|Hoffmann, Wesley - Clint|
|Fritz, Bradley - Brad|
Submitted to: Journal of the Mosquito Control Association
Publication Type: Peer Reviewed Journal
Publication Acceptance Date: 10/2/2008
Publication Date: 12/20/2008
Citation: Hoffmann, W.C., Walker, T.W., Fritz, B.K., Gwinn, T., Smith, V.L., Szumlas, D., Lan, Y., Huang, Y., Sykes, D., Quinn, B.P. 2008. Spray characterization of thermal fogging equipment typically used in vector control. Journal of the American Mosquito Control Association. 24:550-559. Interpretive Summary: Thermal fogging sprayers are often used to apply products for the control of human disease vectors, such as mosquitoes and flies. The selection and setup of these machines significantly affects the level of control achieved during an application. The distribution of droplet sizes produced by eleven different machines was evaluated with five commonly-used insecticides. Most of the fogger sprayers produced droplets between 3 and 15 microns, which is the desired size range of a fogging spray; however, some of the sprayers generated droplets over 50 microns in size, which meant that not all of the sprayers would be classified as fogging sprayers. Results from this study allow users of these sprayers to confidently select the sprayer and operational parameters that best fit their application situation.
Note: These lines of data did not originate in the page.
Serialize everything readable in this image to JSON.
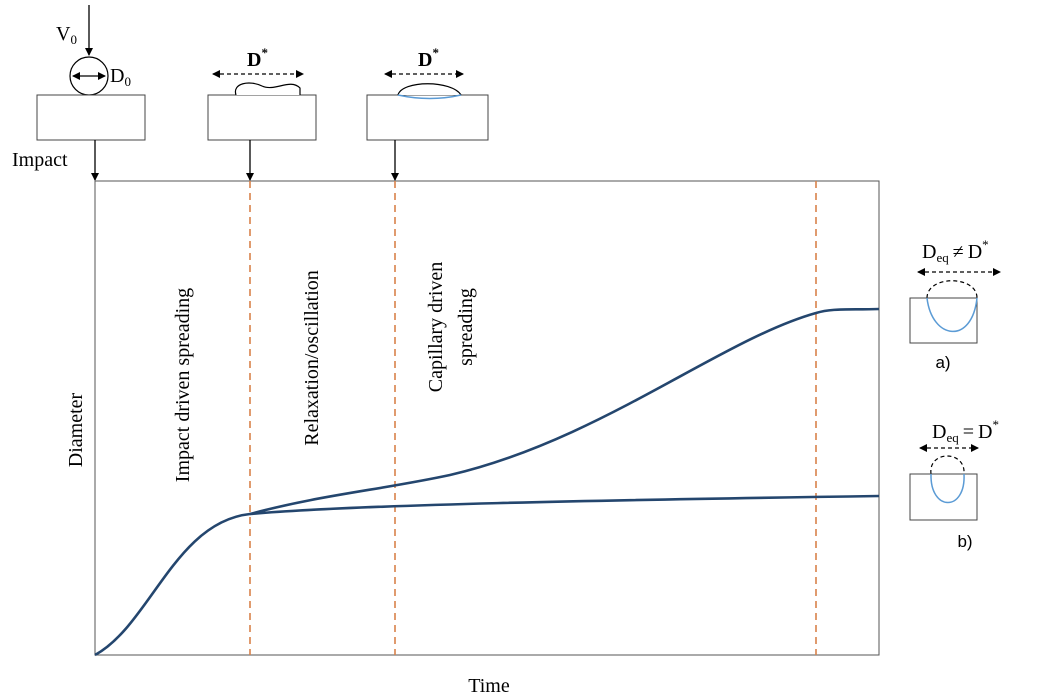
{
  "top": {
    "v0": {
      "base": "V",
      "sub": "0"
    },
    "d0": {
      "base": "D",
      "sub": "0"
    },
    "d_star_1": {
      "base": "D",
      "sup": "*"
    },
    "d_star_2": {
      "base": "D",
      "sup": "*"
    },
    "impact": "Impact"
  },
  "phases": {
    "impact": "Impact driven spreading",
    "relaxation": "Relaxation/oscillation",
    "capillary_1": "Capillary driven",
    "capillary_2": "spreading"
  },
  "axes": {
    "y": "Diameter",
    "x": "Time"
  },
  "right": {
    "a": {
      "lhs": "D",
      "lhs_sub": "eq",
      "op": "≠",
      "rhs": "D",
      "rhs_sup": "*",
      "caption": "a)"
    },
    "b": {
      "lhs": "D",
      "lhs_sub": "eq",
      "op": "=",
      "rhs": "D",
      "rhs_sup": "*",
      "caption": "b)"
    }
  }
}
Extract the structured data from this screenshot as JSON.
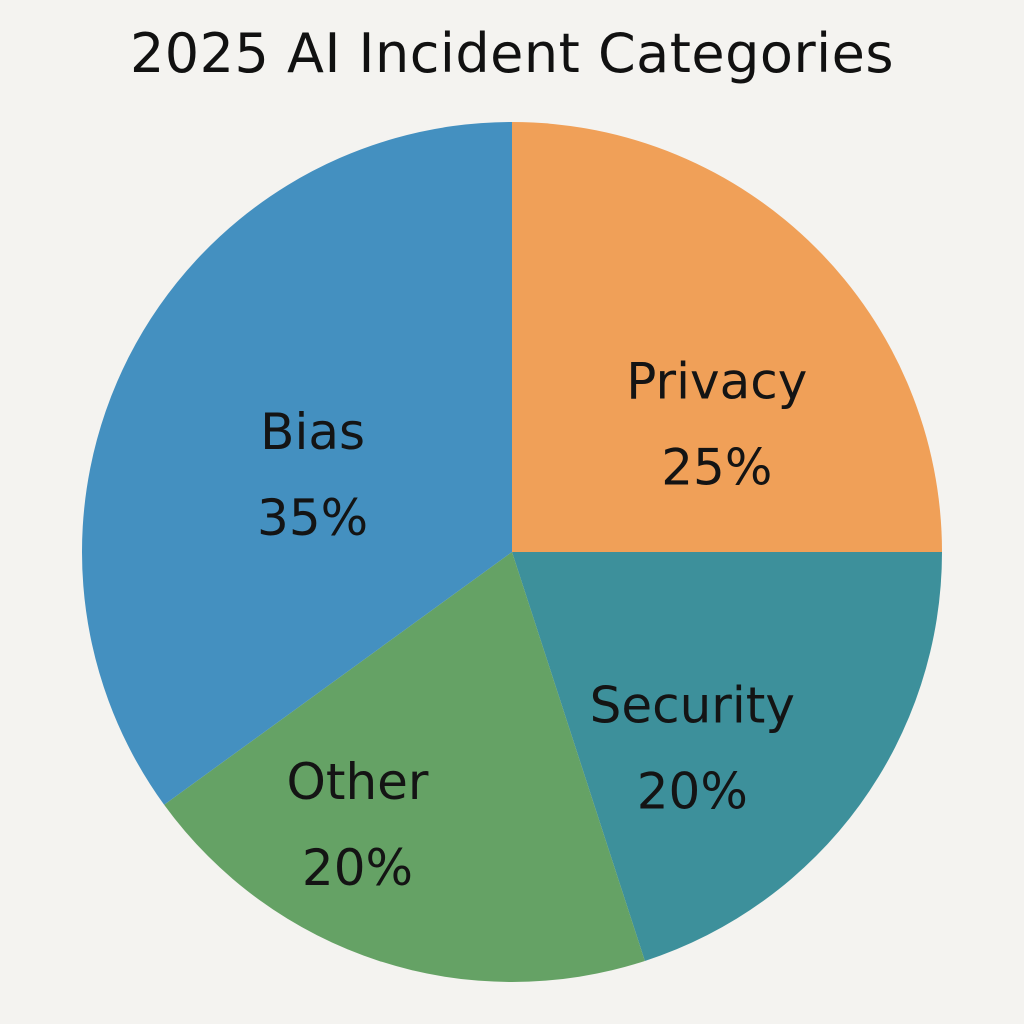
{
  "chart_data": {
    "type": "pie",
    "title": "2025 AI Incident Categories",
    "slices": [
      {
        "label": "Bias",
        "value": 35,
        "display": "35%",
        "color": "#4490c0"
      },
      {
        "label": "Privacy",
        "value": 25,
        "display": "25%",
        "color": "#f0a058"
      },
      {
        "label": "Security",
        "value": 20,
        "display": "20%",
        "color": "#3d909b"
      },
      {
        "label": "Other",
        "value": 20,
        "display": "20%",
        "color": "#65a265"
      }
    ]
  }
}
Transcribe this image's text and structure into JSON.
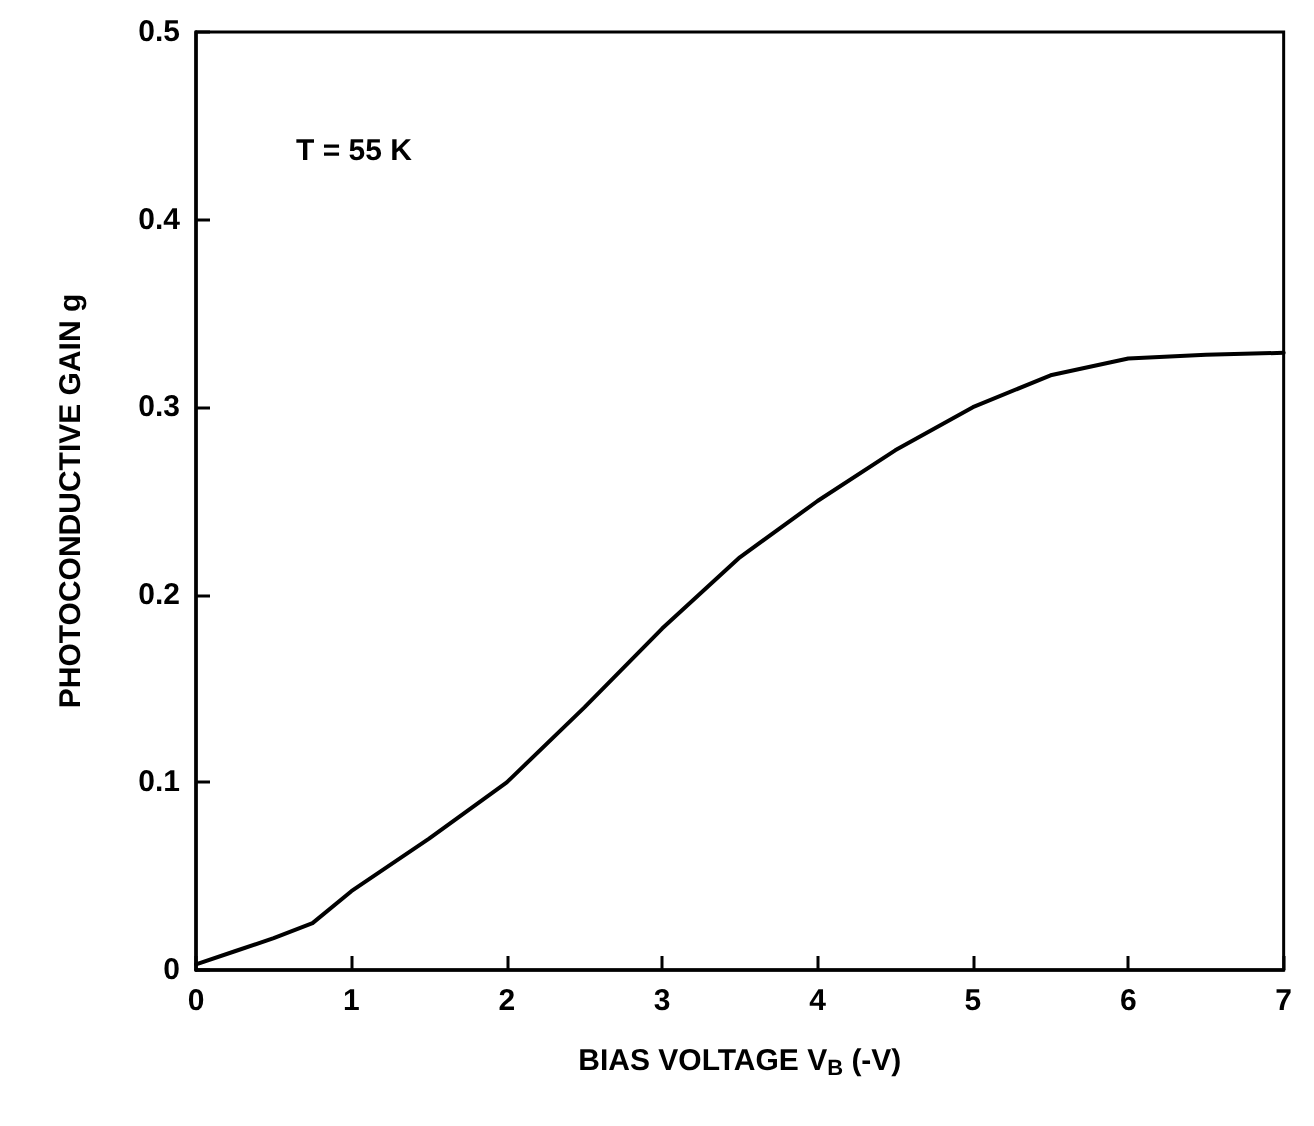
{
  "chart_data": {
    "type": "line",
    "xlabel": "BIAS VOLTAGE V$_{B}$ (-V)",
    "ylabel": "PHOTOCONDUCTIVE GAIN g",
    "annotations": [
      "T = 55 K"
    ],
    "x": [
      0,
      0.25,
      0.5,
      0.75,
      1,
      1.5,
      2,
      2.5,
      3,
      3.5,
      4,
      4.5,
      5,
      5.5,
      6,
      6.5,
      7
    ],
    "series": [
      {
        "color": "#000000",
        "values": [
          0.003,
          0.01,
          0.017,
          0.025,
          0.042,
          0.07,
          0.1,
          0.14,
          0.182,
          0.22,
          0.25,
          0.277,
          0.3,
          0.317,
          0.326,
          0.328,
          0.329
        ]
      }
    ],
    "xlim": [
      0,
      7
    ],
    "xticks": [
      0,
      1,
      2,
      3,
      4,
      5,
      6,
      7
    ],
    "ylim": [
      0,
      0.5
    ],
    "yticks": [
      0,
      0.1,
      0.2,
      0.3,
      0.4,
      0.5
    ],
    "grid": false,
    "marker": "none",
    "line_style": "solid"
  }
}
Technical Abstract: The generation of insecticide laden fogs provides an effective method for controlling flying insects. One of the critical factors affecting the effectiveness of a thermal fogging application is the generation of droplets that will remain aloft in the fogging cloud and moves into the area where the insects are located. Droplet size spectra from different sprayers were measured by a laser diffraction instrument and Teflon-coated slides and the results are reported. The information presented can be used by applicators to select the sprayer that produces the droplet size spectra needed for their particular application situation. The objectives of this work were to present not only information on spray system droplet size generated by different sprayers, but to compare methodologies by which other similar systems can be evaluated and give applicators sprayer system performance data. A total of 56 replicated spray tests, comprised of 11 sprayers and five pesticides were completed for this study. There was a wide range in the droplet size spectra produced by the different sprayers tested. The volume median diameter (DV0.5) measurements for the sprays diluted in diesel ranged from 2.6 µm to 75.5 µm depending on the sprayer and the %Vol<20µm ranged between 12.0-100%. The DV0.5 measurements for the sprays diluted in water ranged from 27.9 µm to 59.9 µm and the %Vol<20µm ranged between 8.5-30.7%. The cold fogging equipment tested generated spray clouds with DV0.5 around 100 µm and would not be considered desirable for vector control sprays. The droplet sizes measured by the swinging slide method did not consistently match the droplet sizes measured by the laser diffraction instrument. Based on these trials, the use of the slinging slide method for sampling thermal fog sprays is not recommended without additional study examining the relationship between laser diffraction based droplet size measurements and swinging slide.